I also tried to find the camera, but it will not allow images to be opened for some reason.


----------



## KmH (Dec 12, 2009)

Wouldn't that be somewhere in the cameras users manual?


----------



## NateWagner (Dec 12, 2009)

well, yeah, but if you look at the top of your camera even when the little thing box pops up to let you upload the images it will say busy. 

In tethering mode I don't believe it would be flashing busy. Any time it is not in tethering mode and is connected to the computer it will be flashing busy. Thus, what is going on is perfectly normal. For tethering you need to use the tethering software included with the camera. The manual should explain it.


----------



## Gaerek (Dec 12, 2009)

I'd invest in a decent card reader. It'll be quicker than your camera, and you can still use it (assuming you have a spare card handy) to take pictures while images are being transfered. I'd recommend getting a reader that supports a wide range of card types. They're a little more expensive, but if you get a new camera down the road that uses a different type of card, you don't have to buy a new reader.


----------



## wh1ppet (Dec 12, 2009)

What's going on can not be normal. I'm unable to load my pictures to the computer, and it freezes up my desktop. It used to be a simple easy process, which is no longer the case.

My battery is kinda low now. Maybe that's the problem. I'll re-charge it & see.


----------



## Gaerek (Dec 12, 2009)

wh1ppet said:


> What's going on can not be normal. I'm unable to load my pictures to the computer, and it freezes up my desktop. It used to be a simple easy process, which is no longer the case.
> 
> My battery is kinda low now. Maybe that's the problem. I'll re-charge it & see.


 
I'm pretty sure that my camera won't let me transfer images when the battery is low. I bet that's the culprit. I suggested the card reader in my first post. Now I'll suggest something else to buy, a spare battery.  That was one of the best (and cheapest!) purchases I ever made for my camera.


----------



## NateWagner (Dec 12, 2009)

as far as it flashing busy... yes that is normal. 

so it won't let you upload the images the way I suggested either?
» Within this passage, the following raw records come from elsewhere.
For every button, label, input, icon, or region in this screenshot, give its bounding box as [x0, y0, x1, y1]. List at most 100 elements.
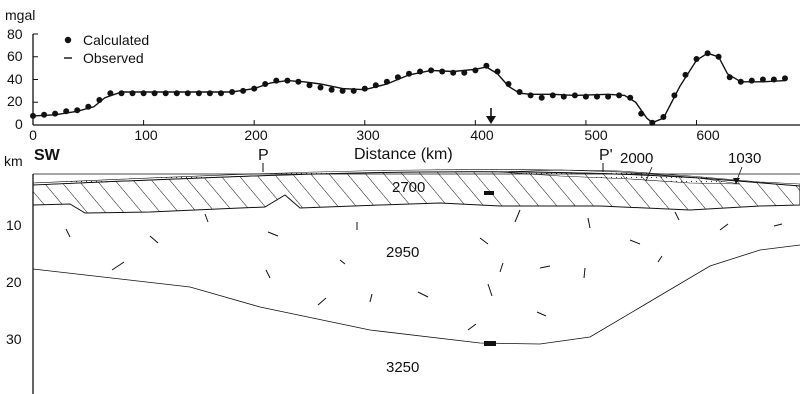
- calculated-data-point: [240, 87, 247, 94]
- down-arrow-marker: [486, 108, 496, 124]
- calculated-data-point: [538, 94, 545, 101]
- calculated-data-point: [350, 87, 357, 94]
- calculated-data-point: [295, 78, 302, 85]
- calculated-data-point: [328, 86, 335, 93]
- calculated-data-point: [85, 103, 92, 110]
- y-axis-label: mgal: [5, 7, 35, 23]
- calculated-data-point: [693, 56, 700, 62]
- crustal-section: km SW P P' 10 20 30: [4, 147, 800, 394]
- calculated-data-point: [505, 81, 512, 87]
- calculated-data-point: [206, 90, 213, 97]
- x-axis-label: Distance (km): [354, 146, 453, 163]
- gravity-plot: mgal 80 60 40 20 0 0 100 200 300 400 500…: [5, 7, 800, 163]
- middle-crust-texture: [65, 209, 783, 331]
- calculated-data-point: [638, 110, 645, 117]
- profile-mark-p: P: [258, 147, 269, 164]
- calculated-data-point: [218, 90, 224, 97]
- x-tick-label: 0: [29, 127, 37, 143]
- x-tick-label: 600: [696, 127, 720, 143]
- calculated-data-point: [339, 87, 346, 94]
- calculated-data-point: [594, 93, 600, 100]
- calculated-data-point: [582, 93, 589, 100]
- calculated-data-point: [472, 67, 479, 74]
- calculated-data-point: [516, 89, 523, 95]
- calculated-data-point: [726, 74, 733, 81]
- calculated-data-point: [605, 93, 612, 100]
- calculated-data-point: [317, 84, 324, 91]
- calculated-data-point: [195, 90, 202, 97]
- y-tick-label: 80: [7, 26, 23, 42]
- sediment-wedge: [499, 169, 741, 185]
- moho-marker: [484, 341, 496, 346]
- calculated-data-point: [682, 71, 689, 78]
- x-tick-label: 200: [244, 127, 268, 143]
- profile-mark-p-prime: P': [599, 147, 613, 164]
- calculated-data-point: [549, 92, 556, 99]
- legend-dot-marker: [64, 36, 72, 44]
- calculated-data-point: [660, 114, 667, 120]
- observed-series-line: [32, 52, 786, 124]
- calculated-data-point: [671, 92, 678, 99]
- depth-tick-label: 30: [6, 331, 22, 347]
- calculated-data-point: [118, 90, 125, 97]
- calculated-data-point: [748, 77, 755, 84]
- calculated-data-point: [461, 69, 468, 76]
- calculated-data-point: [715, 53, 722, 60]
- calculated-data-point: [41, 111, 48, 118]
- calculated-data-point: [184, 90, 191, 97]
- calculated-data-point: [306, 82, 313, 89]
- calculated-data-point: [52, 110, 59, 117]
- calculated-data-point: [229, 89, 236, 95]
- density-label-sediment-1030: 1030: [728, 150, 761, 167]
- legend-label-observed: Observed: [83, 50, 144, 66]
- moho-boundary: [32, 244, 800, 345]
- calculated-data-point: [151, 90, 158, 97]
- calculated-data-point: [63, 108, 70, 115]
- calculated-data-point: [273, 77, 280, 84]
- y-tick-label: 0: [15, 116, 23, 132]
- calculated-data-point: [782, 75, 788, 82]
- calculated-data-point: [560, 93, 567, 100]
- calculated-data-point: [262, 81, 269, 87]
- calculated-data-point: [483, 62, 490, 69]
- sediment-1030-leader: [736, 166, 743, 181]
- y-tick-label: 40: [7, 71, 23, 87]
- calculated-data-point: [383, 78, 390, 85]
- x-tick-labels: 0 100 200 300 400 500 600: [29, 127, 720, 143]
- density-label-sediment-2000: 2000: [620, 150, 653, 167]
- calculated-data-point: [417, 68, 424, 75]
- sediment-1030-arrow-icon: [733, 178, 740, 184]
- density-label-mantle: 3250: [386, 359, 419, 376]
- calculated-data-point: [74, 107, 81, 114]
- crust-marker: [484, 191, 494, 195]
- legend-label-calculated: Calculated: [83, 32, 149, 48]
- sediment-2000-leader: [645, 166, 653, 182]
- x-tick-label: 100: [134, 127, 158, 143]
- y-tick-label: 60: [7, 48, 23, 64]
- legend: Calculated Observed: [64, 32, 149, 66]
- depth-tick-label: 20: [6, 274, 22, 290]
- calculated-data-point: [173, 90, 180, 97]
- calculated-data-point: [406, 70, 412, 77]
- calculated-data-point: [704, 50, 711, 57]
- calculated-data-point: [30, 112, 36, 119]
- calculated-data-point: [140, 90, 147, 97]
- density-label-upper-crust: 2700: [392, 179, 425, 196]
- calculated-data-point: [439, 68, 446, 75]
- calculated-data-point: [627, 94, 634, 101]
- depth-tick-label: 10: [6, 217, 22, 233]
- calculated-data-point: [372, 82, 379, 89]
- calculated-data-point: [96, 97, 103, 103]
- calculated-data-point: [107, 90, 114, 97]
- x-tick-label: 500: [584, 127, 608, 143]
- depth-tick-labels: 10 20 30: [6, 217, 22, 347]
- depth-unit-label: km: [4, 153, 23, 169]
- y-tick-labels: 80 60 40 20 0: [7, 26, 23, 132]
- calculated-data-point: [394, 74, 401, 81]
- calculated-data-point: [571, 92, 578, 99]
- calculated-data-point: [450, 69, 457, 76]
- calculated-data-point: [759, 76, 766, 83]
- calculated-data-point: [527, 92, 534, 99]
- calculated-data-point: [284, 77, 291, 84]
As Garek suggested it could be the batteries. I would also agree with him that getting a card reader can be worthwhile. It is much faster, often more convenient and not that expensive.


----------



## wh1ppet (Dec 12, 2009)

Thank you very much for the suggestions. I'll let you know if they solve the problem.


----------



## Derrel (Dec 12, 2009)

Under "Communication" you have the choice of PRINT-PTP or PC CONNECT; has that function accidentally become set to PRINT, and not to PC CONNECT?


----------